29 décembre [1766] à midy
Je vous ay déjà écrit ce matin mon cher ange — à vous seul, comme touttes les précédentes.
Il n'est plus question de faveur, ce nouvau mémoire que j'envoie à mr le vice chancelier, et dont voicy la copie, doit convaincre que nous ne demandons que la plus exacte justice.
Si on saisit l'équipage de madame Denis, si on luy fait racheter son carosse et ses chevaux, pour avoir introduit dans le Roiaume des livres abominables, elle est déshonorée dans la province et ne peut plus y rester. Il serait horrible qu'un commis de bureau fût récompensé pour avoir prévariqué, et qu'une femme qui mérite de la considération fût flétrie. Il ne luy resterait que d'aller m'enterer dans les pays étrangers. Mais avant ma mort, j'aurais la funeste consolation de rendre les persécuteurs exécrables.
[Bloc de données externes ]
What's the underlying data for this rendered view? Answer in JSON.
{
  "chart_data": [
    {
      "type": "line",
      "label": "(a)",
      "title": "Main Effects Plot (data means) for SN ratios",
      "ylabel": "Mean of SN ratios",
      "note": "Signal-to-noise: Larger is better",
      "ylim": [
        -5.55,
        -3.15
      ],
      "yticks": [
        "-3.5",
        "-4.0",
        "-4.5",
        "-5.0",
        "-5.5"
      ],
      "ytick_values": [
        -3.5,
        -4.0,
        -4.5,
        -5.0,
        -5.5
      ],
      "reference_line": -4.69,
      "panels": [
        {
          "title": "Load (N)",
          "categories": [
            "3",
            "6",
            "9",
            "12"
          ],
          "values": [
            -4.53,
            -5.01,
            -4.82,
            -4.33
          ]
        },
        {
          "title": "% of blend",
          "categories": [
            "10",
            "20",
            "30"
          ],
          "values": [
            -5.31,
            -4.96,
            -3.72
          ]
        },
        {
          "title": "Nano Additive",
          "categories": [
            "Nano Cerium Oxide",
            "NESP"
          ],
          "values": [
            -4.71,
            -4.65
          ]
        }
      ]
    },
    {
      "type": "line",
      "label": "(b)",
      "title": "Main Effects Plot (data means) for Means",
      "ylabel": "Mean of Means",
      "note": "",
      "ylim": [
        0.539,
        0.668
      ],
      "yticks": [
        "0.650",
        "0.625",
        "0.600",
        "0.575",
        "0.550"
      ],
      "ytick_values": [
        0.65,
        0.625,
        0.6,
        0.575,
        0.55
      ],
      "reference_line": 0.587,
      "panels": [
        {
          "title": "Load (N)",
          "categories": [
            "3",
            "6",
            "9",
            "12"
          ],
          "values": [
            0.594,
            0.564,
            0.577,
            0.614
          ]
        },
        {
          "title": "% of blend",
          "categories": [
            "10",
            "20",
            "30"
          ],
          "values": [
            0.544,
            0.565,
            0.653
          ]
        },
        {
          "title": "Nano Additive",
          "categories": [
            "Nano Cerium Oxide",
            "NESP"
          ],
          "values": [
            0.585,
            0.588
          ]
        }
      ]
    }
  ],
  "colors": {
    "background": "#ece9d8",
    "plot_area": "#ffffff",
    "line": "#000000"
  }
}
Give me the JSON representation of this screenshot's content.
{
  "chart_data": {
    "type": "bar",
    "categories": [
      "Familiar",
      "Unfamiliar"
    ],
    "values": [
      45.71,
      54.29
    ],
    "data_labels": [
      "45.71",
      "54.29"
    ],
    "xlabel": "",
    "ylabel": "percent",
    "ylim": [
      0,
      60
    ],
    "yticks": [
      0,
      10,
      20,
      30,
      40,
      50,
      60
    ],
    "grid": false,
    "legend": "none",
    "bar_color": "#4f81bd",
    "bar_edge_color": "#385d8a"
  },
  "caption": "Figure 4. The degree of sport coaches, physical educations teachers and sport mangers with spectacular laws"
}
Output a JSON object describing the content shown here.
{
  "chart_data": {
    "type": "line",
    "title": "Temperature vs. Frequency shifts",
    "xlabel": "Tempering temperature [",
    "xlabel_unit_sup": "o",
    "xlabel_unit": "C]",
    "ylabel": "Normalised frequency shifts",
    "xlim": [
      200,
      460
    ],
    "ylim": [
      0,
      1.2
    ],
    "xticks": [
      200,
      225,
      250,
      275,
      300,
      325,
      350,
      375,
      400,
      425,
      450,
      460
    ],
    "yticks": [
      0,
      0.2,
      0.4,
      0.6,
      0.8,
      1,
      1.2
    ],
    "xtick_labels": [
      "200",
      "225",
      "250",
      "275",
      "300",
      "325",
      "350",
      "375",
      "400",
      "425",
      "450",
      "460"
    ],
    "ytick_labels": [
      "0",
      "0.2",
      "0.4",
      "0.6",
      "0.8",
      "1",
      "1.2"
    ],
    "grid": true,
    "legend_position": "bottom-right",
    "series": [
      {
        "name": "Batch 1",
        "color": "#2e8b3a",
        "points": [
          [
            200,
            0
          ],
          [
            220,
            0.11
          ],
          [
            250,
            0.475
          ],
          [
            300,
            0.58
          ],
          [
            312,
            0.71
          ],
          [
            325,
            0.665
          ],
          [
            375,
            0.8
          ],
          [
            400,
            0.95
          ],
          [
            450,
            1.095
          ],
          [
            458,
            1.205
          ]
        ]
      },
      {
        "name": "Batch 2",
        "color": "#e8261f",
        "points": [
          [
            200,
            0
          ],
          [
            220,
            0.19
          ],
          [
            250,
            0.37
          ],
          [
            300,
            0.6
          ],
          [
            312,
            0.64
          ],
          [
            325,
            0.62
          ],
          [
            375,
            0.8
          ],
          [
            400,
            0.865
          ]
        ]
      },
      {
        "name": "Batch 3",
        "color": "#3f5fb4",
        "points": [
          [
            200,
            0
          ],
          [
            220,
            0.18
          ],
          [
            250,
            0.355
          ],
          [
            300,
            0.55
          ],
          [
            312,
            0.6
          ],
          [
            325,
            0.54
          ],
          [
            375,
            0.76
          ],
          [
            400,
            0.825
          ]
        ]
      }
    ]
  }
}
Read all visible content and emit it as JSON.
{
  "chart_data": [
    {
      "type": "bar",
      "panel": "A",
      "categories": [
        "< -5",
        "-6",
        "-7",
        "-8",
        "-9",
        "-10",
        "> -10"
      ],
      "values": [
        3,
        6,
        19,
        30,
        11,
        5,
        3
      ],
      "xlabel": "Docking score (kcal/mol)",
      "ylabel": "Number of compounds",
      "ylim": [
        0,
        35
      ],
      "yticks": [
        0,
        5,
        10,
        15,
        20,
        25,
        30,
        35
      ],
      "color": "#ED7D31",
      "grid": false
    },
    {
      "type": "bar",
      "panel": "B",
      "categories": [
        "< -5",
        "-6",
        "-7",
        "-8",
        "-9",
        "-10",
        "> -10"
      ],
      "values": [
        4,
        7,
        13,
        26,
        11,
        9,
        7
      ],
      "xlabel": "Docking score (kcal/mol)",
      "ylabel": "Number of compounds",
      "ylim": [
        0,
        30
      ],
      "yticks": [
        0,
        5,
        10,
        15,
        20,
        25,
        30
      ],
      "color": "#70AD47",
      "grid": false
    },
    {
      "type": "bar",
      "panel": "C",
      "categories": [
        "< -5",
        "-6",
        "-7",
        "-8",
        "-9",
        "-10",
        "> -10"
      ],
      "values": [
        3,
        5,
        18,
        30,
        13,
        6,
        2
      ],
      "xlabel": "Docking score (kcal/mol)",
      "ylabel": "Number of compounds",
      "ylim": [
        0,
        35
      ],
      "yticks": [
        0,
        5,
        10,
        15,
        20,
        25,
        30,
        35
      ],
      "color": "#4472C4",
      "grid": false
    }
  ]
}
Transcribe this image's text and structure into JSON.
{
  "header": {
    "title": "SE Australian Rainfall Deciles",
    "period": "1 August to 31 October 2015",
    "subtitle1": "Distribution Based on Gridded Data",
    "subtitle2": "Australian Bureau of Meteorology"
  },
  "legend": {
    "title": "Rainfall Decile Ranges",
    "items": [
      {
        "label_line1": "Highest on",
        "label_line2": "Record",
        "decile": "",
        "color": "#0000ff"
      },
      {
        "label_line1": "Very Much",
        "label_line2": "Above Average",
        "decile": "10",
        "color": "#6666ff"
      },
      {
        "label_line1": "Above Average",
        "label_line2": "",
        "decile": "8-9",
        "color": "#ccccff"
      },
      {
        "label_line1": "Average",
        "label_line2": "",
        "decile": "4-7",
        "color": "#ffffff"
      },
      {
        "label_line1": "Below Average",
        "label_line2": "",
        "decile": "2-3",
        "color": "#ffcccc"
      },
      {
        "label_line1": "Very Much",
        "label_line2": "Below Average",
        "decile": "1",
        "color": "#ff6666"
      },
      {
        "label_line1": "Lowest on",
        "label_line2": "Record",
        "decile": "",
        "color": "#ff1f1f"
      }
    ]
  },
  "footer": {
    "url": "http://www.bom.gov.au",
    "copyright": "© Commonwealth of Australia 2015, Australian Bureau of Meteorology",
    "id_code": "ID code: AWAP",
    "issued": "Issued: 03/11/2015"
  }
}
Il ne s'agit au bout du compte que de colportage, et ny madame Denis ny moy ne pouvons être des colporteurs. Je sçais bien qu'en France sur un simple soupçon souvent absurde on peut perdre un honnête homme, et même un homme qui mérite des ménagements. Encor une fois mon cher ange voicy le mémoire sur le quel il faut insister.
Mais le point préalable, le point nécessaire c'est de faire chasser sans délay le nommé Jeannin, contrôleur du bureau de Saconnai près de Geneve et de s'adresser pour cela à mr de Courteille, ou à qui vous jugerez à propos. C'est ce que je vous dis dans mon autre lettre du 29 sous le couvert de Mr le duc de Pralin.
Pardon de tant de lettres, mais on ne peut s'expliquer qu'avec des paroles.
Comptez que ma douleur n'est pas le plus vif de mes sentiments.